Figure 4.

S1 heads of myosin-II in various states. (a) Chemomechanical cycle of the interaction of myosin heads with actin. ❶ The S1, free of actin, hydrolyzes ATP, and the products remain bound to the active site. ❷ The prestroke S1 with bound ADP and P_i binds to actin (yellow). ❸ While bound to actin, associated with P_i release, the lever arm swings to the left (black dashed arrow) about a fulcrum point (black star), moving the actin filament to the right (bold yellow arrow) with respect to the myosin thick filament.❹ ADP release allows a further small stroke to the poststroke position and frees the active site for binding of ATP. ❺ ATP binding weakens the interaction of the S1 with actin. The prestroke state can be pulled into the folded IHM SRX state (purple). Actin-bound and actin-unbound myosin heads are shown in green and orange, respectively. Red arrow denotes direction of the lever arm. (b) PyMOL structure showing three critical surfaces of the S1: the actin-binding face (yellow), the mesa (pink), and the PHHIS (green).

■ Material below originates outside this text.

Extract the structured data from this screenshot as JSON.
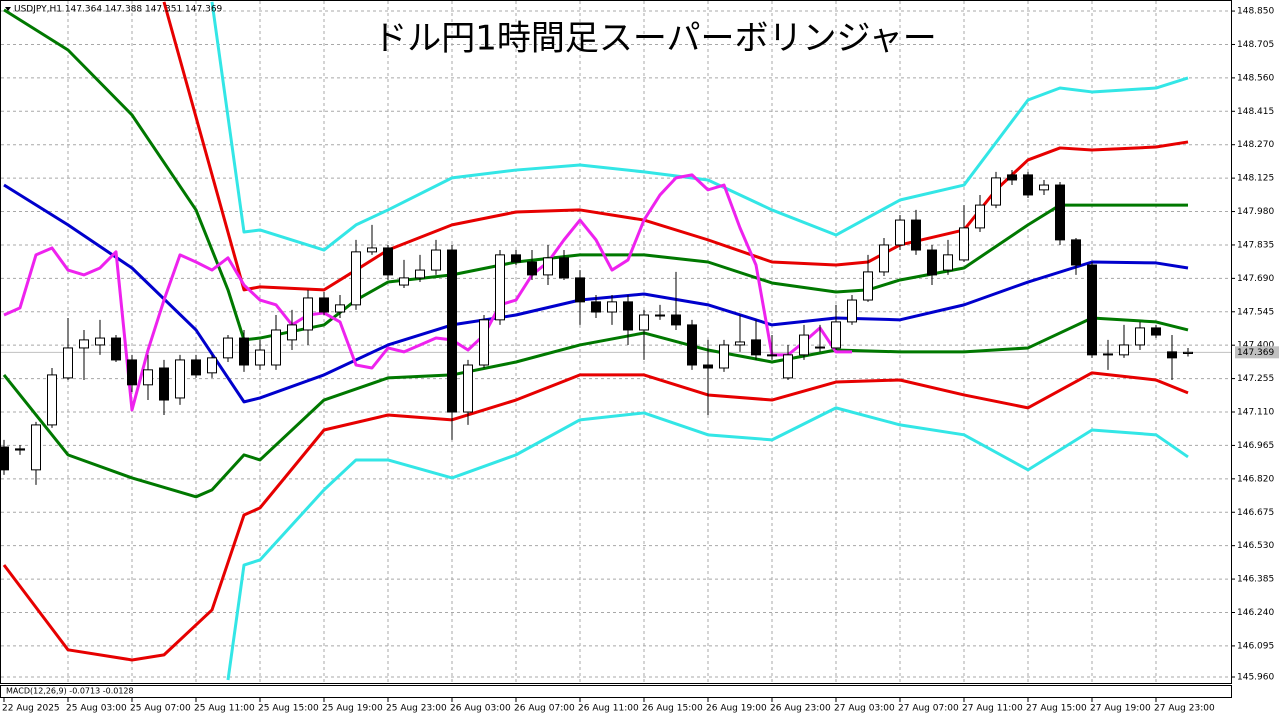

At the apex of the pyramid formed by these three surface domains is residue Arg403 (blue), which, when mutated to a glutamine, causes hypertrophic cardiomyopathy. The ELC (brown) and RLC (pale green) are shown attached to the lever arm heavy-chain α-helix (dark gray). This homology model of the prestroke state of human β-cardiac S1 can be downloaded from our website (http://spudlab.stanford.edu/homology-models). (c) Predicted different conformational states for OM-bound (red) and Mava-bound (purple) S1 heads. Abbreviations: D.P_i, ADP.P_i; ELC, essential light chain; IHM, interacting heads motif; Mava, mavacamten; OM, omecamtiv mecarbil; PHHIS, primary head-head interaction site; P_i, inorganic phosphate; RLC, regulatory light chain; S1, subfragment 1; SRX, super relaxed.